The repair of aging in the human brain will have to proceed one small step at a time. Either the rejuvenation biotechnologies of the SENS program will prove sufficient to remove every aggregate and process that stops an old brain maintaining itself like a young brain does, or there must be an even more patchwork quilt of therapies, each one fixing some form of damage. The former is a much more efficient path towards meaningful healthy life extension than the latter, but the vast majority of laboratory research and related funding goes towards progress on the harder, slower road.
So reforging the brain: if we're not thinking about picking out the fundamental forms of cellular and molecular damage that cause aging and then letting the body repair itself, then the list of repairs is a long one. There is myelin to be restored where it wears away; the matter of diminished stem cell activity and so ever fewer new neurons created to replace losses; the failure of structures like the choroid plexus that remove unwanted metabolic byproducts from cerebral fluids; the malfunctioning of the brain's complex complement of immune cells; and so on for many, many more items.

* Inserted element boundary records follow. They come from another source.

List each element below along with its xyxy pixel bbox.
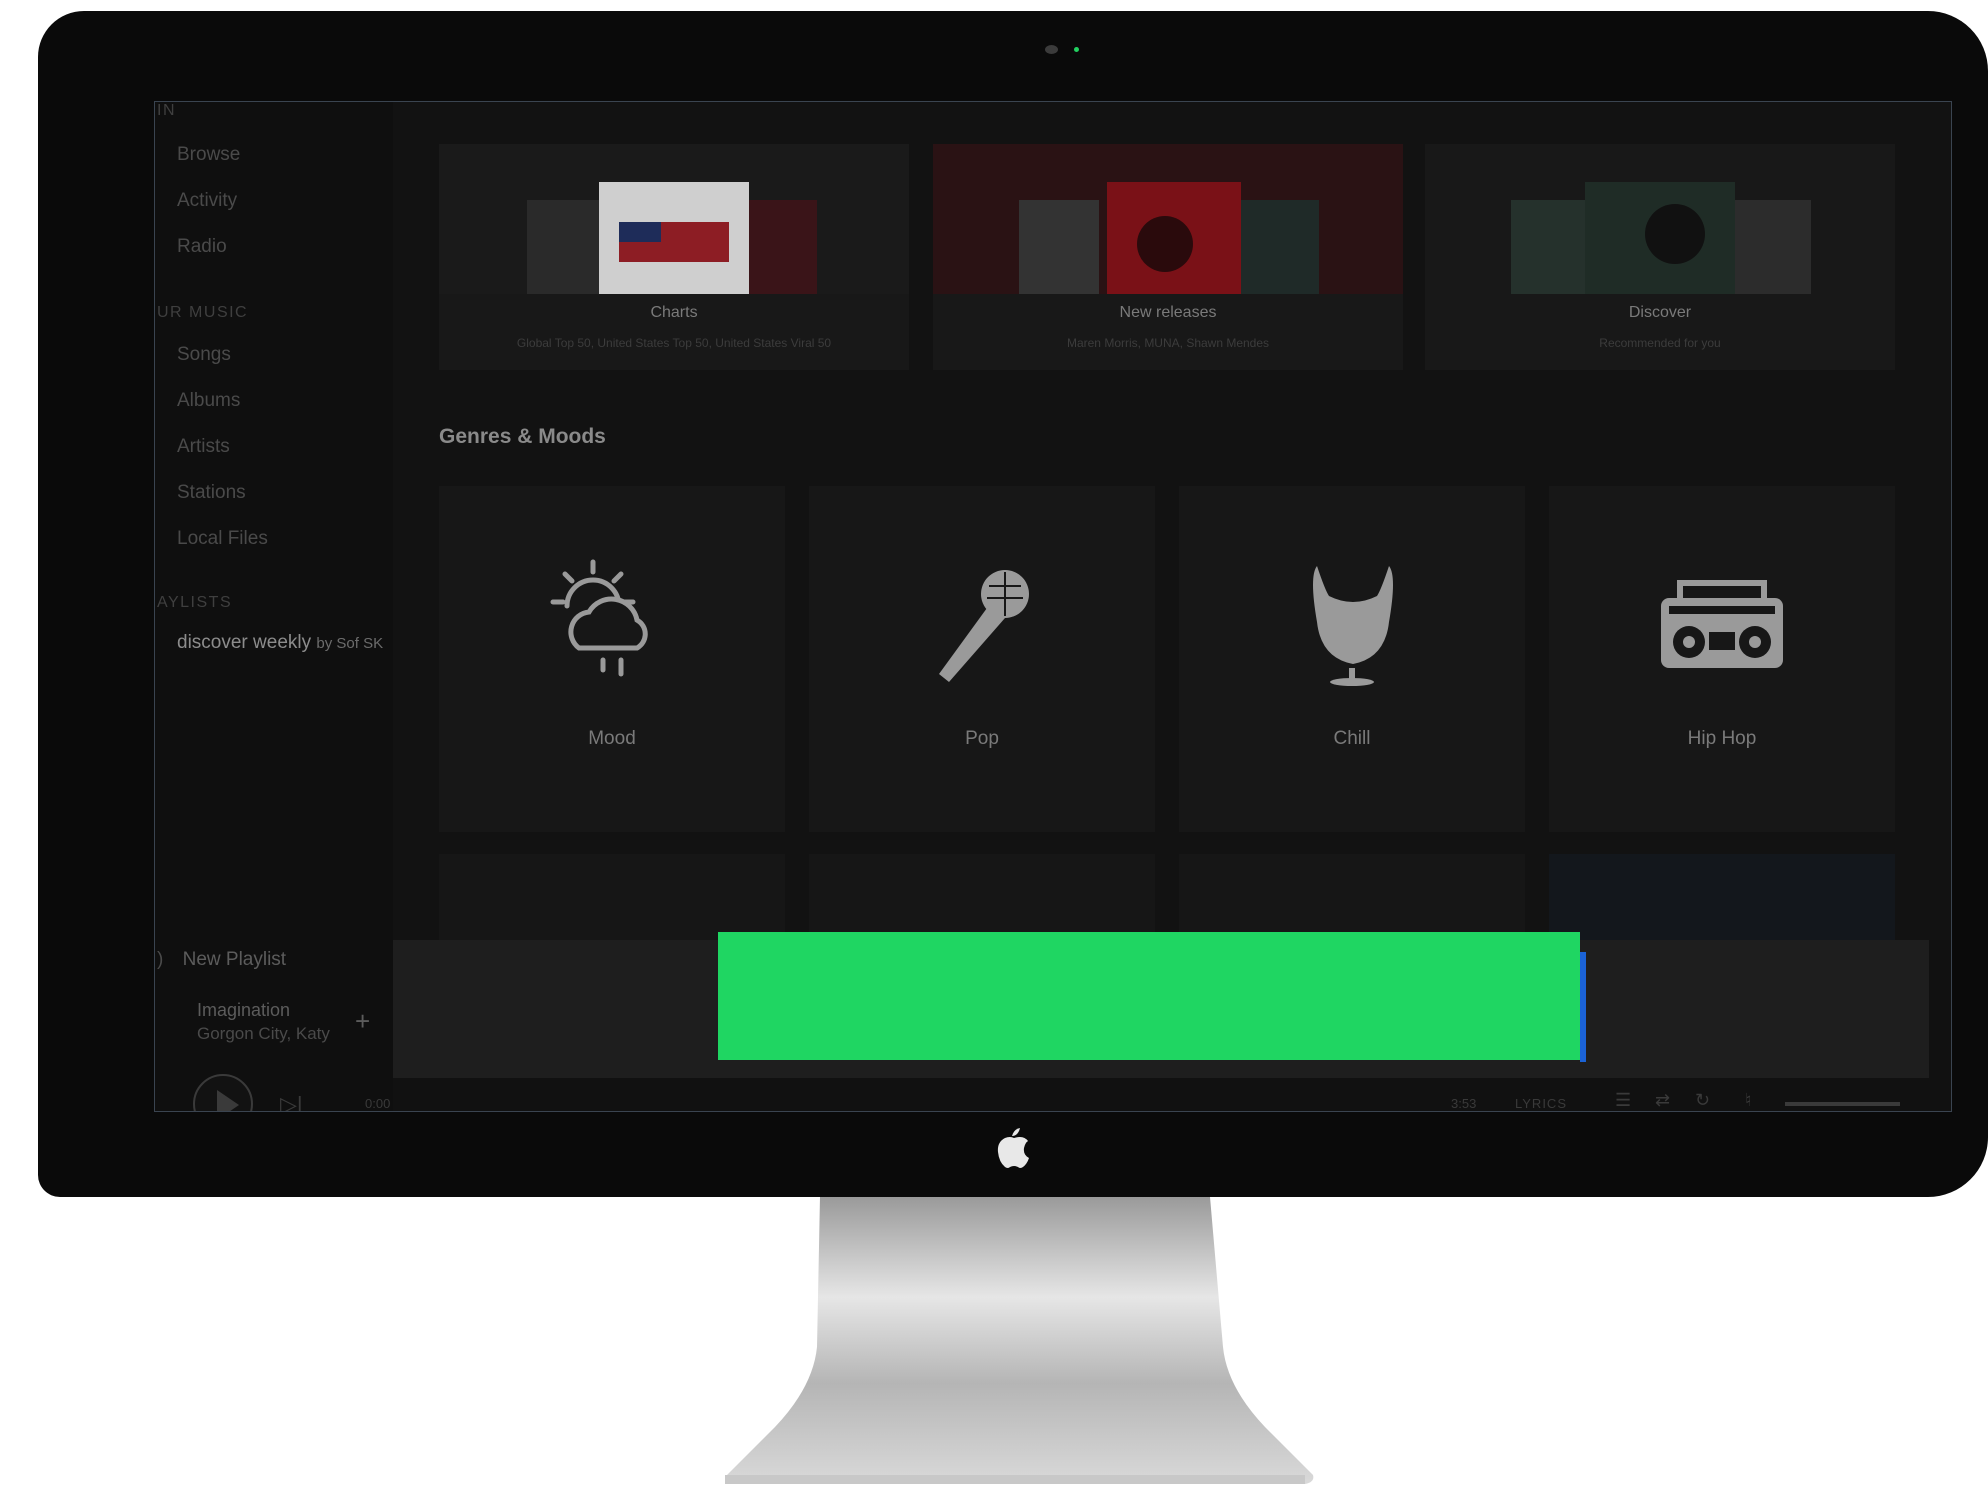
now-playing: Imagination Gorgon City, Katy + xyxy=(155,1000,393,1060)
genre-label: Chill xyxy=(1333,728,1371,749)
egg-chair-icon xyxy=(1313,566,1393,686)
card-title: New releases xyxy=(1119,304,1217,321)
genre-tile-hip-hop[interactable]: Hip Hop xyxy=(1549,486,1895,832)
genre-label: Mood xyxy=(588,728,636,749)
genre-label: Hip Hop xyxy=(1687,728,1757,749)
sidebar: IN Browse Activity Radio UR MUSIC Songs … xyxy=(155,102,393,1111)
boombox-icon xyxy=(1661,580,1783,668)
camera-led xyxy=(1074,47,1079,52)
time-total: 3:53 xyxy=(1451,1096,1477,1111)
now-playing-title[interactable]: Imagination xyxy=(197,1000,290,1021)
new-playlist-button[interactable]: ) New Playlist xyxy=(157,949,286,971)
genre-tile-chill[interactable]: Chill xyxy=(1179,486,1525,832)
discover-artwork xyxy=(1425,144,1895,294)
sidebar-item-albums[interactable]: Albums xyxy=(177,390,240,412)
card-charts[interactable]: Charts Global Top 50, United States Top … xyxy=(439,144,909,370)
shuffle-icon[interactable]: ⇄ xyxy=(1655,1090,1670,1111)
apple-logo-icon xyxy=(997,1128,1029,1168)
volume-icon[interactable]: ♮ xyxy=(1745,1090,1751,1111)
add-song-button[interactable]: + xyxy=(355,1006,370,1037)
card-subtitle: Global Top 50, United States Top 50, Uni… xyxy=(516,336,832,350)
sidebar-item-artists[interactable]: Artists xyxy=(177,436,230,458)
genre-tile[interactable] xyxy=(1179,854,1525,944)
sidebar-item-radio[interactable]: Radio xyxy=(177,236,227,258)
sidebar-item-stations[interactable]: Stations xyxy=(177,482,246,504)
player-controls: ▷| 0:00 3:53 LYRICS ☰ ⇄ ↻ ♮ xyxy=(155,1074,1951,1111)
card-title: Charts xyxy=(650,304,698,321)
next-icon[interactable]: ▷| xyxy=(280,1092,303,1111)
blue-edge xyxy=(1580,952,1586,1062)
sidebar-item-songs[interactable]: Songs xyxy=(177,344,231,366)
new-playlist-label: New Playlist xyxy=(182,949,287,970)
monitor-bezel: IN Browse Activity Radio UR MUSIC Songs … xyxy=(38,11,1988,1197)
sidebar-item-browse[interactable]: Browse xyxy=(177,144,240,166)
new-releases-artwork xyxy=(933,144,1403,294)
camera-icon xyxy=(1045,45,1058,54)
card-discover[interactable]: Discover Recommended for you xyxy=(1425,144,1895,370)
play-button[interactable] xyxy=(193,1074,253,1111)
overlay-bar xyxy=(393,932,1929,1078)
playlist-owner: by Sof SK xyxy=(316,635,384,652)
section-main-heading: IN xyxy=(157,102,176,119)
weather-icon xyxy=(550,559,648,677)
genre-label: Pop xyxy=(965,728,999,749)
playlist-name: discover weekly xyxy=(177,632,312,653)
genre-tile[interactable] xyxy=(1549,854,1895,944)
genre-tile-mood[interactable]: Mood xyxy=(439,486,785,832)
queue-icon[interactable]: ☰ xyxy=(1615,1090,1631,1111)
genre-tile[interactable] xyxy=(809,854,1155,944)
app-screen: IN Browse Activity Radio UR MUSIC Songs … xyxy=(154,101,1952,1112)
repeat-icon[interactable]: ↻ xyxy=(1695,1090,1710,1111)
section-playlists-heading: AYLISTS xyxy=(157,594,233,611)
now-playing-artist[interactable]: Gorgon City, Katy xyxy=(197,1024,330,1044)
card-new-releases[interactable]: New releases Maren Morris, MUNA, Shawn M… xyxy=(933,144,1403,370)
microphone-icon xyxy=(939,570,1029,682)
plus-circle-icon: ) xyxy=(157,949,164,970)
charts-artwork xyxy=(439,144,909,294)
card-title: Discover xyxy=(1628,304,1692,321)
green-banner[interactable] xyxy=(718,932,1580,1060)
sidebar-item-local-files[interactable]: Local Files xyxy=(177,528,268,550)
genre-tile-pop[interactable]: Pop xyxy=(809,486,1155,832)
time-elapsed: 0:00 xyxy=(365,1096,391,1111)
sidebar-item-activity[interactable]: Activity xyxy=(177,190,237,212)
genre-tile[interactable] xyxy=(439,854,785,944)
lyrics-button[interactable]: LYRICS xyxy=(1515,1096,1567,1111)
card-subtitle: Recommended for you xyxy=(1599,336,1721,350)
genres-heading: Genres & Moods xyxy=(439,425,606,448)
monitor-stand xyxy=(725,1197,1314,1484)
main-content: Charts Global Top 50, United States Top … xyxy=(393,102,1951,944)
sidebar-item-playlist[interactable]: discover weekly by Sof SK xyxy=(177,632,383,654)
section-music-heading: UR MUSIC xyxy=(157,304,249,321)
card-subtitle: Maren Morris, MUNA, Shawn Mendes xyxy=(1066,336,1270,350)
volume-slider[interactable] xyxy=(1785,1102,1900,1106)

Here are a couple of research releases, each looking at one small aspect of the brain's fine structure, and giving some insight into means of repair.
The source of the myelin cells in the brain and spinal cord is cell type called the oligodendrocyte. Oligodendrocytes are, in turn, the offspring of another cell called the oligodendrocyte progenitor cell, or OPC. Myelin disorders have long been considered a potential target for cell-based therapies. Scientists have theorized that if healthy OPCs could be successfully transplanted into the diseased or injured brain, then these cells might be able to produce new oligodendrocytes capable of restoring lost myelin, thereby reversing the damage caused by these diseases.
It took [researchers] four years to establish the exact chemical signaling required to [transform human induced pluripotent stem cells, or hiPSCs, into] OPCs in sufficient quantities for transplantation and each preparation required almost six months to go from skin cell to a transplantable population of myelin-producing cells.
They found that the OPCs spread throughout the brain and began to produce myelin. They observed that hiPSC-derived cells did this even more quickly, efficiently, and effectively than cells created using tissue-derived OPCs. The animals were also free of any tumors, a dangerous potential side effect of some stem cell therapies, and survived significantly longer than untreated mice. "The new population of OPCs and oligodendrocytes was dense, abundant, and complete. In fact, the re-myelination process appeared more rapid and efficient than with other cell sources."
Cognitive decline in old age is linked to decreasing production of new neurons. [Scientists] have discovered in mice that significantly more neurons are generated in the brains of older animals if a signaling molecule called Dickkopf-1 is turned off. In tests for spatial orientation and memory, mice in advanced adult age whose Dickkopf gene had been silenced reached an equal mental performance as young animals.
Neural stem cells in the hippocampus are responsible for continuous supply of new neurons. Specific molecules in the immediate environment of these stem cells determine their fate: They may remain dormant, renew themselves, or differentiate into one of two types of specialized brain cells, astrocytes or neurons. One of these factors is the Wnt signaling molecule, which promotes the formation of young neurons. However, its molecular counterpart, called Dickkopf-1, can prevent this.
Stem cells in the hippocampus of Dickkopf knockout mice renew themselves more often and generate significantly more young neurons. The difference was particularly obvious in two-year old mice: In the knockout mice of this age, the researchers counted 80 percent more young neurons than in control animals of the same age. Moreover, the newly formed cells in the adult Dickkopf-1 mutant mice matured into potent neurons with multiple branches. In contrast, neurons in control animals of the same age were found to be more rudimentary already.